One of the biggest problems when conducting penetration tests and vulnerability assessments is the organization of all the information obtained on the test. I used to use a program called Leo to organize my information because it had a tree like interface and you well able to create a well mapped out report of all your information. A new tool was released last year which has expanded on this same method and added some other very cool features. Dradis is an open source framework to enable effective information sharing during penetration testing exercises. It provides a centralized repository of information to keep track of what has been done so far, and what is still ahead. Dradis is thus an ideal tool to help in the process of security assesments.
Dradis allows you to easily import the results from common tools such as nmap and Nessus. Dradis is built on top of the Rails framework, this goes a long way towards extending and connecting with your own tools. The newest version has added plugins for importing results for the Burp scanner and Nikto. Another useful feature is the ability to add notes to any node with comments for the rest of your team.This is especially useful to prevent many people involved in a pentest from attempting the same tasks as others already have. In the following article I will show some basics of how to get up and running with Dradis.
There are two aspects to the Dradis framework. There is a client version and a server version. I will be showing how to use the server version in this article.

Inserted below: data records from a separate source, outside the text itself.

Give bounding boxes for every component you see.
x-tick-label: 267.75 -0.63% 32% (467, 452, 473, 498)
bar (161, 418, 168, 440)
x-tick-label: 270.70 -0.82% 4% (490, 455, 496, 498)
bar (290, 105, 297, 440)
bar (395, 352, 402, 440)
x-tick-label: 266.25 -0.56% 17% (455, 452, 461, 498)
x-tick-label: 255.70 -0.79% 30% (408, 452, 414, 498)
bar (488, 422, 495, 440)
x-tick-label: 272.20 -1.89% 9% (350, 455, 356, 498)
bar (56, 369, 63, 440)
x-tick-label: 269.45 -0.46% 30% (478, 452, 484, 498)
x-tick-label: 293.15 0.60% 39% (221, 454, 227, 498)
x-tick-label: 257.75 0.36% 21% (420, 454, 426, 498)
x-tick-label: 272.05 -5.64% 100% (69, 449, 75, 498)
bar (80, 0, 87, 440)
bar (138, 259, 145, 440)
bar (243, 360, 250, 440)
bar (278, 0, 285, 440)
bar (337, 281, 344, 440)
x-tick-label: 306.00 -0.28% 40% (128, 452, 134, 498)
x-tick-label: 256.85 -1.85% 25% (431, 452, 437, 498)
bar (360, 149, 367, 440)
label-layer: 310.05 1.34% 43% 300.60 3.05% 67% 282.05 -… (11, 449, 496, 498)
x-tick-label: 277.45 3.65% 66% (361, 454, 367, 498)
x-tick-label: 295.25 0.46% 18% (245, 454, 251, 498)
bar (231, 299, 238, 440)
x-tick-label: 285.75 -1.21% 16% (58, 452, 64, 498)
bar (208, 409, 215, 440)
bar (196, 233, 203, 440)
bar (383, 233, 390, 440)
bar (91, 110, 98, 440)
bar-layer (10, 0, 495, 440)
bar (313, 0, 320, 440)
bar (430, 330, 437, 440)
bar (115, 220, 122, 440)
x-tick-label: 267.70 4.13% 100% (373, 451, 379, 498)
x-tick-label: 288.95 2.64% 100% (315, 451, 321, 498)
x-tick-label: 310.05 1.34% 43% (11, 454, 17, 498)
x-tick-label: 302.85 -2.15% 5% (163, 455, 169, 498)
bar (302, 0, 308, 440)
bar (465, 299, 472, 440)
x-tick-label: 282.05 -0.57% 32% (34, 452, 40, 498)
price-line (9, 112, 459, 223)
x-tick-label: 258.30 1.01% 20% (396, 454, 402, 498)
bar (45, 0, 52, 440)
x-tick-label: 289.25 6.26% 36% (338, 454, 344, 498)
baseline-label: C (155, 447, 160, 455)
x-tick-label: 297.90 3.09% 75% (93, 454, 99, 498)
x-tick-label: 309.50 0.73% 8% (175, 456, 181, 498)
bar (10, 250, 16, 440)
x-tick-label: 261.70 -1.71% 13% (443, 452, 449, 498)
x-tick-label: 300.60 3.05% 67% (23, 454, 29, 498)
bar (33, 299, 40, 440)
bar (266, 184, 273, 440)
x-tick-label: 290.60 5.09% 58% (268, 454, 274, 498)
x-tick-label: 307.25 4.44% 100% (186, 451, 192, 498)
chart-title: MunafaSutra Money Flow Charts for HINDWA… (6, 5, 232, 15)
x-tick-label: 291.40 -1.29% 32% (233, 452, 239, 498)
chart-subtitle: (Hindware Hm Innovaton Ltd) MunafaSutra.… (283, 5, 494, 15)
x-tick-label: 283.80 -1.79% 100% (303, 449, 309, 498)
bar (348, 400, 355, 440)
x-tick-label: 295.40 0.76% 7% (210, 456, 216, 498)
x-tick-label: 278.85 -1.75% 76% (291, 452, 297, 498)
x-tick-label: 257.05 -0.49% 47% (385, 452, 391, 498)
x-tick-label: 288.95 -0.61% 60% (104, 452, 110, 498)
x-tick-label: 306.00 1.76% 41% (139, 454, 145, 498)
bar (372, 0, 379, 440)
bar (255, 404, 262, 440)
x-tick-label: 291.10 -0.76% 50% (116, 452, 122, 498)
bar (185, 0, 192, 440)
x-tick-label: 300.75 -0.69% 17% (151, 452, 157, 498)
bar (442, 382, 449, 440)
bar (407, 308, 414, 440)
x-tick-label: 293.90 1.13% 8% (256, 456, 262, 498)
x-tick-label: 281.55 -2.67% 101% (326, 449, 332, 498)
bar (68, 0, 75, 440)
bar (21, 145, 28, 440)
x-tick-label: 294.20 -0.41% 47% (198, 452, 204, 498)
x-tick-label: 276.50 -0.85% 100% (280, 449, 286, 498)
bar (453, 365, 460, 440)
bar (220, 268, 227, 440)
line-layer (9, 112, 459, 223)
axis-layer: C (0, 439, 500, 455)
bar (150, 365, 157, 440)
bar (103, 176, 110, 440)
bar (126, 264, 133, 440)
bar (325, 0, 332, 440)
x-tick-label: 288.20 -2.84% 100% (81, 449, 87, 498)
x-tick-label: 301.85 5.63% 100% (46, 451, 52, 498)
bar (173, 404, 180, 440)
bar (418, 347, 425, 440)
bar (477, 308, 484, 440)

Open the Information Gathering section of the Backtrack Menu and start the Dradis server:
The first time you start the server you will be prompted to set a log in and password:
This is where we start a new project for a pentest. We can give every one on the team a logon and they can log on to the Dradis server and record the results of their pentest from any where. We can also alow specific log ons to specific projects. Dradis can handle multiple pentests projects at one time.
Once the initial set up is completed you can log on to the server in the normal username/password way:
Once we log on we will see the interface for Dradis:
I have started a sample pentest called ACME bank. The great thing about the framework is that you create nodes and then each node can have child nodes. There can be as many nodes and child nodes as you want. The coolest thing about the nodes is that you can name them whatever you want so that the Dradis frame work can be manipulated to conform to your team or companies current pentest methodology. I am used to the way I used to do it in Leo which is creating a node for the test, then creating child nodes for each IP and the creating child nodes for each port. Each node can hold information about each test preformed. A second way to organize your test may be by tool and creating a child node for each tool documenting the results.
Here is the begining of my ACME bank test with a few internal IP’s:
Adding the nodes is as simple as right clicking and selecting add node or selecting add child while hovering over the node you want to be the parent. In this way we can create a map of a pentest which is very easy to read. Once again you can organize a test in any way which suites you, this is just my way.
Once you get a few nodes you can add a peliminary namp scan to the notes section of the main node:
My methodology is to run a initial scan for hosts and open ports and then I run a detailed scan with 2-3 tools each on every port so the way I document is by creating a child node for each port and then a child node for each tool I used on that port. Dradis is also capable of uploading scan files straight from Nessus or Nmap and even tools like Burp Suite. I personally prefer to arrange my data myself but in a large assessment his can get out of control quickly so uploading output tools from tools can be helpful.
Here is a sample of starting some child nodes of ports:
This is just a simple example of getting started with Dradis. There are lots of different options available. Some of the other cool features include creating custom pentest templates which reflect the testing methodology of your company.
Another cool feature is that Dradis makes it fairly simple to create custom plugins to parse almost any kind of output file from an tool. There is a section of the Dradis forums where users have submitted some custom plugins here.
Dradis is a very promising tool with lots of options for information sharing. I have stopped using my beloved Leo in favor of Dradis due to its ease, simplicity and customizable options.